So far, you've calculated and plotted sequence lengths and GC content, and calculated kmer composition. Choose 2 additional sequence features to analyze. You might use your AlignmentAlgorithms code to create and alternate distance metric, or compare and plot kmer compositions from different geographical regions, or accross time.

Each analysis should comprise

  1. Implementation and application of functions written in julia to generate metrics.

  2. Tables and / or plots that summarize the findings.

  3. Descriptions of the code, how it's used, and the results obtained.
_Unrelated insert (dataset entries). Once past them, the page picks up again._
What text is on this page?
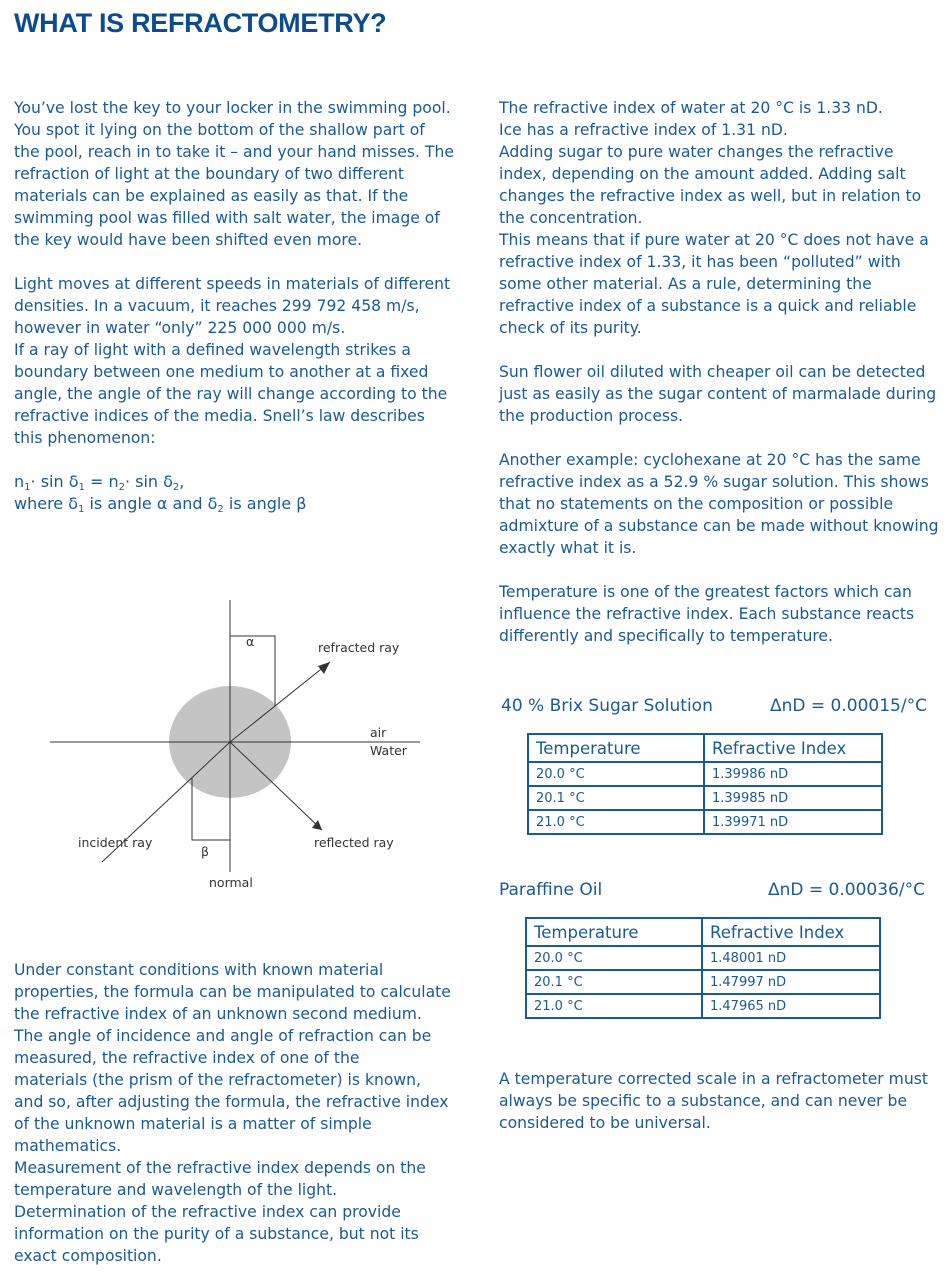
WHAT IS REFRACTOMETRY?

You’ve lost the key to your locker in the swimming pool. You spot it lying on the bottom of the shallow part of the pool, reach in to take it – and your hand misses. The refraction of light at the boundary of two different materials can be explained as easily as that. If the swimming pool was filled with salt water, the image of the key would have been shifted even more.

Light moves at different speeds in materials of different densities. In a vacuum, it reaches 299 792 458 m/s, however in water “only” 225 000 000 m/s.
If a ray of light with a defined wavelength strikes a boundary between one medium to another at a fixed angle, the angle of the ray will change according to the refractive indices of the media. Snell’s law describes this phenomenon:

$n_1\cdot \sin \delta_1 = n_2\cdot \sin \delta_2$,
where $\delta_1$ is angle α and $\delta_2$ is angle β

α
β
refracted ray
air
Water
incident ray	reflected ray
normal

Under constant conditions with known material properties, the formula can be manipulated to calculate the refractive index of an unknown second medium.
The angle of incidence and angle of refraction can be measured, the refractive index of one of the
materials (the prism of the refractometer) is known, and so, after adjusting the formula, the refractive index of the unknown material is a matter of simple mathematics.
Measurement of the refractive index depends on the temperature and wavelength of the light. Determination of the refractive index can provide information on the purity of a substance, but not its exact composition.

The refractive index of water at 20 °C is 1.33 nD.
Ice has a refractive index of 1.31 nD.
Adding sugar to pure water changes the refractive index, depending on the amount added. Adding salt changes the refractive index as well, but in relation to the concentration.
This means that if pure water at 20 °C does not have a refractive index of 1.33, it has been “polluted” with some other material. As a rule, determining the refractive index of a substance is a quick and reliable check of its purity.

Sun flower oil diluted with cheaper oil can be detected just as easily as the sugar content of marmalade during the production process.

Another example: cyclohexane at 20 °C has the same refractive index as a 52.9 % sugar solution. This shows that no statements on the composition or possible admixture of a substance can be made without knowing exactly what it is.

Temperature is one of the greatest factors which can influence the refractive index. Each substance reacts differently and specifically to temperature.

40 % Brix Sugar Solution	ΔnD = 0.00015/°C
Temperature	Refractive Index
20.0 °C	1.39986 nD
20.1 °C	1.39985 nD
21.0 °C	1.39971 nD
Paraffine Oil	ΔnD = 0.00036/°C
Temperature	Refractive Index
20.0 °C	1.48001 nD
20.1 °C	1.47997 nD
21.0 °C	1.47965 nD
A temperature corrected scale in a refractometer must always be specific to a substance, and can never be considered to be universal.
For your analysis plan, create a file called analysis_plan.md in the root of your analysis repository, and write ~300-600 words describing what you plan to do. Use markdown syntax, including headers and bulleted or numbered lists. You should explain

  1. What analysis you plan to do

  2. What functions you will use, including any new functions that you need to write

  3. How you intend to display the results (eg what will you plot, or how will you summarize the results)
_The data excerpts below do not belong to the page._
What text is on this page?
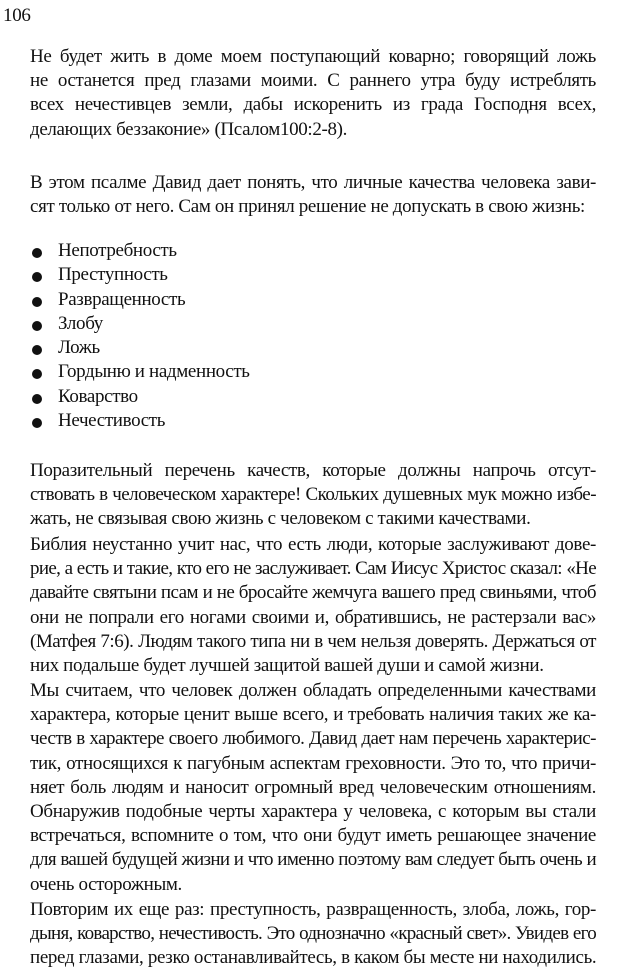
106
Не будет жить в доме моем поступающий коварно; говорящий ложь
не останется пред глазами моими. С раннего утра буду истреблять
всех нечестивцев земли, дабы искоренить из града Господня всех,
делающих беззаконие» (Псалом100:2-8).
В этом псалме Давид дает понять, что личные качества человека зави-
сят только от него. Сам он принял решение не допускать в свою жизнь:
Непотребность
Преступность
Развращенность
Злобу
Ложь
Гордыню и надменность
Коварство
Нечестивость
Поразительный перечень качеств, которые должны напрочь отсут-
ствовать в человеческом характере! Скольких душевных мук можно избе-
жать, не связывая свою жизнь с человеком с такими качествами.
Библия неустанно учит нас, что есть люди, которые заслуживают дове-
рие, а есть и такие, кто его не заслуживает. Сам Иисус Христос сказал: «Не
давайте святыни псам и не бросайте жемчуга вашего пред свиньями, чтоб
они не попрали его ногами своими и, обратившись, не растерзали вас»
(Матфея 7:6). Людям такого типа ни в чем нельзя доверять. Держаться от
них подальше будет лучшей защитой вашей души и самой жизни.
Мы считаем, что человек должен обладать определенными качествами
характера, которые ценит выше всего, и требовать наличия таких же ка-
честв в характере своего любимого. Давид дает нам перечень характерис-
тик, относящихся к пагубным аспектам греховности. Это то, что причи-
няет боль людям и наносит огромный вред человеческим отношениям.
Обнаружив подобные черты характера у человека, с которым вы стали
встречаться, вспомните о том, что они будут иметь решающее значение
для вашей будущей жизни и что именно поэтому вам следует быть очень и
очень осторожным.
Повторим их еще раз: преступность, развращенность, злоба, ложь, гор-
дыня, коварство, нечестивость. Это однозначно «красный свет». Увидев его
перед глазами, резко останавливайтесь, в каком бы месте ни находились.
It's OK if you're not 100% sure how to implement every part of your analysis, I can help! But your intentions, and a plan of action should be clear.

Your analysis plan is considered submitted when you have pushed the file to github, and opened an issue tagging Kevin and noting the specific commit.

Excellent - full credit (5 pts)

  • Two proposed analyses are clear and concise, and contain details including descriptions of functions needed, plots or other display items intended, and a clear roadmap for how to generate them

  • Markdown formatting is used effectively to organize into subsections, emphasize important points, and provide concise descriptions in lists

  • Assignment is submitted on time

Good - partial credit (4 pts)

  • Two proposed analyses are clear and concise, but are missing some details of functions needed, plots or other display items intended

  • Roadmap for generating intended analyses is clear, but missing some steps, or is complete but not entirely clear.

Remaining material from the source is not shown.